“雞?”嫵關關以為自己聽錯了。
“做只整雞來,隨便怎麼做,但要去掉雞皮。”他說:“我討厭帶皮的東西。”
兔子吃雞這合適嗎?而且還這麼挑剔,討厭胡蘿蔔,討厭帶皮的東西。
嫵關關一肚子腹誹的出門去吩咐王姨。
王醫生還在外小聲提醒,他昏睡太久太長時間沒有正常進食了,不能直接吃東西,腸胃會受不了,讓王姨燉成雞湯。
廚房裡倒是有現成的,本來是燉給兩個小孩兒的,蘇康親自和王姨端了上來,他送進去卻又被蘇鏡白冷冷淡淡的趕了出去,只好交給了兒媳,小聲說:“關關啊,鏡白離不了你,晚飯你就不用下樓了,等會爸讓王姨給你端上來吃。
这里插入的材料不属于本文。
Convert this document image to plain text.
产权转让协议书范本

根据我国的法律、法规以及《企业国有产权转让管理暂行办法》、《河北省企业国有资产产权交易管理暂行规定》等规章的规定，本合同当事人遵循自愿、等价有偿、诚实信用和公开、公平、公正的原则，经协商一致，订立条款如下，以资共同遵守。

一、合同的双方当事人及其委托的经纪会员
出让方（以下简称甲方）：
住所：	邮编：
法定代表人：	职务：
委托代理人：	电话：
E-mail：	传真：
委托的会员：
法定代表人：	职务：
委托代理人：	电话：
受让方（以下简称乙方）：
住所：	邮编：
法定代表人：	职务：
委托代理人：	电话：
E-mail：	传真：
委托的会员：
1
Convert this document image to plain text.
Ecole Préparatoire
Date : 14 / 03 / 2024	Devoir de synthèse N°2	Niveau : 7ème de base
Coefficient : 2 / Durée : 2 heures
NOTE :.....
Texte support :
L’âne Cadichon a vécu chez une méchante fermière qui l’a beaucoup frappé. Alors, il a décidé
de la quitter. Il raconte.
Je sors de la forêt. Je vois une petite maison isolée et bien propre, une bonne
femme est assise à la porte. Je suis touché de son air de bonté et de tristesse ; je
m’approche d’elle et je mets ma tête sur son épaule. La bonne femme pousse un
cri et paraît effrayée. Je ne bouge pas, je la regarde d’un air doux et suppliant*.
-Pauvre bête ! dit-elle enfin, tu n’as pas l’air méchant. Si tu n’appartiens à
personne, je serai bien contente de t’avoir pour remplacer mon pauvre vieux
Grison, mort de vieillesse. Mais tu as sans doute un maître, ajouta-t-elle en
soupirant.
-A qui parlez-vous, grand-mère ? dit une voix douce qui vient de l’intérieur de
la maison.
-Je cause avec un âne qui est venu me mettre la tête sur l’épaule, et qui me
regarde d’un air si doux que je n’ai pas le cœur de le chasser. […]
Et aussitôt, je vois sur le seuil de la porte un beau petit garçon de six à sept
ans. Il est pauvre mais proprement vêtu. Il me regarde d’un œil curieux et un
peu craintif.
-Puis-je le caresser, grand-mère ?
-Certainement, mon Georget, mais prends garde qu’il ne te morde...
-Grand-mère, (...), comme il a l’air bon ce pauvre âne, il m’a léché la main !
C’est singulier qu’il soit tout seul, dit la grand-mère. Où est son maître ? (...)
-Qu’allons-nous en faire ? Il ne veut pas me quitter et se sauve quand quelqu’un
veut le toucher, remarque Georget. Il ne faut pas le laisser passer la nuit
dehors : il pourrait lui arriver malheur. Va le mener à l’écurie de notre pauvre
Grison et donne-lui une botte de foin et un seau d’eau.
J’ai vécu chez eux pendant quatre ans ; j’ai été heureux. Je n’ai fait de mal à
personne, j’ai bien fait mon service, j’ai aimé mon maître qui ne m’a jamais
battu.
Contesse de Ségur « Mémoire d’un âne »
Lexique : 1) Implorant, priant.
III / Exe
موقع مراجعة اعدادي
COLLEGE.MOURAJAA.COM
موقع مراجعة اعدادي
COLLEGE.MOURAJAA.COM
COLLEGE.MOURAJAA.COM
”
這會兒也不說蘇家的規矩必須一塊上桌吃飯了。
嫵關關拉上房門,掀開了那一盅雞湯,裡面是整隻雞和藥草配菜,湯燉的黃澄澄,香氣撲鼻。
她盛了一碗雞湯給曉鏡白,他只低頭嗅了嗅問:“雞呢?”
還要吃肉啊……
“王醫生說你剛醒……”她想提醒他不能吃肉。
他將眉毛一挑問她,“你聽王醫生的,還是聽我的?”
“聽老公的。”嫵關關甜甜的立刻應答,管他呢,他要吃不舒服了自己忍著。
她又去盅里夾了雞肉出來,沒受傷的左手拿筷子將雞皮給他撥掉,才端去了他眼前,“要我餵老公嗎?”她右手傷的不能彎曲握筷子,只好換手用左手去拿筷子,右手托碗。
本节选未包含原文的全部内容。